中国のお金持ちに「マイ農場」が流行中
日経マネー本誌の巻頭連載「マーケット先読みWorld」で
中国担当してくれている、
岡三証券上海駐在員事務所 塩川克史(シオカワ カツシ)さん。
塩川さんから「今、中国のお金持ちに『マイ農場』がはやっている」と聞きました。その理由は「”またか!”な事件」。塩川さんの特別中国レポートをブログのみで公開します。
『マイ農場・共同農場』が中国で流行中
またか!! 昨年のクリスマスの朝、中国のテレビニュースを見ていると国家質量監督検験検疫総局は、中国乳業最大手の蒙牛乳業が四川省眉山工場で生産した出荷前の牛乳から発がん性物質アフラトキシンM1が見つかったと報道している。案の定、取引が再開された12月28日の株価は23.95%も下落、29日も7.4%安となった。
時価総額は2日間で137億香港ドル(約1370億円)吹っ飛んだ計算になる。
またか!というのは2008年に牛乳にメラニンが混入し、牛乳からヨーグルト、お菓子に至るまで汚染が拡がるという大規模な事件となった。特に粉ミルクを飲んだ乳幼児が相次いで腎臓結石になり、政府は製品検査を強化した。成田空港の薬局には明治の粉ミルクが売っているが、買っていくのはもちろん中国人で中国の乳製品に強い不信感を持っている乳児の両親達である。
私の子供達は、日本のアサヒビールと伊藤忠の合弁会社が中国山東省で製造している牛乳を飲んでいて、この牛乳は完全閉鎖型の安全な牧場で一貫生産されている。ただし1リットル25人民元(約300円)する。一般の中国人には恐ろしく高い値段である。そこで中国では信用できない牛乳の代わりに豆乳が流行っており、豆乳製造機なる家電がヒットしている。

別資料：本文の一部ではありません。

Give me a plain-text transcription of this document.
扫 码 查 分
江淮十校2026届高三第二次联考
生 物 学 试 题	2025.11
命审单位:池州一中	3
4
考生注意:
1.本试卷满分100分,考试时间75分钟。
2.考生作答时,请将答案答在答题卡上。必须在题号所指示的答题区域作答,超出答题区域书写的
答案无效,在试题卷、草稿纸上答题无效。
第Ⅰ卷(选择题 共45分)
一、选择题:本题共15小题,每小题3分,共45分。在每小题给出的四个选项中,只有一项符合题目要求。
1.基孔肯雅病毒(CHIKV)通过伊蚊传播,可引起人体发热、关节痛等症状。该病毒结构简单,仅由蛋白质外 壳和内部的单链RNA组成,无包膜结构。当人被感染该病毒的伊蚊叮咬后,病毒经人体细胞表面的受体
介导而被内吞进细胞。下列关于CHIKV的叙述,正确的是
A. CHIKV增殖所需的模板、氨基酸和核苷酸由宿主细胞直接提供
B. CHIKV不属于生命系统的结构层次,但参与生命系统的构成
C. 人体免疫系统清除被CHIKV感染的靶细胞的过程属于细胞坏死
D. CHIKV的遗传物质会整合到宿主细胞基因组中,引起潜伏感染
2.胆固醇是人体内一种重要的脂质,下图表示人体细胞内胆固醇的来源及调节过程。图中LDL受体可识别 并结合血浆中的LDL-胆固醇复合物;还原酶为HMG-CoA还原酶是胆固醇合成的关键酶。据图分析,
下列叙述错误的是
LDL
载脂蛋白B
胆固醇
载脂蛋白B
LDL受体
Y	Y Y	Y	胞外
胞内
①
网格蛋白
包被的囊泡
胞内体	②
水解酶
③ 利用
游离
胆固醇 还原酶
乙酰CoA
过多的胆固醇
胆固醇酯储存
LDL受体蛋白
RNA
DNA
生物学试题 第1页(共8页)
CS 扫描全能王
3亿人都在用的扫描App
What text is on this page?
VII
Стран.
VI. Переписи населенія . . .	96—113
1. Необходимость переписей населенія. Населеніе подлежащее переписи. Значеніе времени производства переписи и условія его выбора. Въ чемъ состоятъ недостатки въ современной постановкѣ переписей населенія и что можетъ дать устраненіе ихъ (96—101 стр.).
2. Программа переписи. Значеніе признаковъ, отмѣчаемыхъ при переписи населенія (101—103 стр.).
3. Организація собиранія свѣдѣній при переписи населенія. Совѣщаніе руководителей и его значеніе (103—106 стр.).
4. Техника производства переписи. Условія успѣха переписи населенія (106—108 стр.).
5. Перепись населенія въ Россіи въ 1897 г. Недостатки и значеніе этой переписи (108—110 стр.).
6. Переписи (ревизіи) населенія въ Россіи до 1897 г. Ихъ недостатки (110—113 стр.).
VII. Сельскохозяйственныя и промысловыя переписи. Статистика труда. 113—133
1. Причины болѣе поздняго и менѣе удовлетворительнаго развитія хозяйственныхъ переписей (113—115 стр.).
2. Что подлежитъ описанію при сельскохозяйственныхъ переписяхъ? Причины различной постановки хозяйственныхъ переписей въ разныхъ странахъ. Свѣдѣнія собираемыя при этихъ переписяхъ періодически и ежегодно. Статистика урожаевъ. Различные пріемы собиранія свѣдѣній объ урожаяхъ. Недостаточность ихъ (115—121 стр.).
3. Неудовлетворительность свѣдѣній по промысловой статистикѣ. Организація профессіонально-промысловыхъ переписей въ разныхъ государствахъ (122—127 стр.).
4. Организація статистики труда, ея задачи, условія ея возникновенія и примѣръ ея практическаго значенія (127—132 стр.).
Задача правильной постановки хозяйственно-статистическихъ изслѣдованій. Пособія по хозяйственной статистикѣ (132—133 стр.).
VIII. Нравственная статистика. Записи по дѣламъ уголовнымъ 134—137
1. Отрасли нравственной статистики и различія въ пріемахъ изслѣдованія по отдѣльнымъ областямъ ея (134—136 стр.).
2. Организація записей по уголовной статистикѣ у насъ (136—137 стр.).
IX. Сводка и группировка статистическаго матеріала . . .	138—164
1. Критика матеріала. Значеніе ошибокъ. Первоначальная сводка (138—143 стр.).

また富裕層の間ではマイ農場なるものも流行っている。田舎に自分専用の農場を確保し、農民にお金を支払い、完全無農薬で、農業用水にもこだわって安全な作物を作ってもらうのである。もちろん作った作物は農民にも食べてもらう。そうすれば農民も手抜きを行わないし、現金収入も得られるのでみんなハッピーということだ。また中所得者向けには同じようなシステムで共同農場を運営している企業もある。
不信感ばかりが高まる中国食品であるが中国の乳業メーカーも対策を進めている。上海の大手乳業メーカー光明乳業は、粉ミルクを中国国内で製造することをあきらめ、ニュージーランドの乳製品メーカーを買収し、ニュージーランドで安全な粉ミルクを製造し、中国国内で販売することで消費者の信頼を回復しようとしている。
日本は安価で安全な食べ物が手に入る。中国では自分の体はお金をかけて守らなくてはならない。中国で安全に生活するコストは非常に高い。
(岡三証券上海駐在員事務所 塩川克史)
中国の消費市場は信用できるものから信用できないものまでが混在している。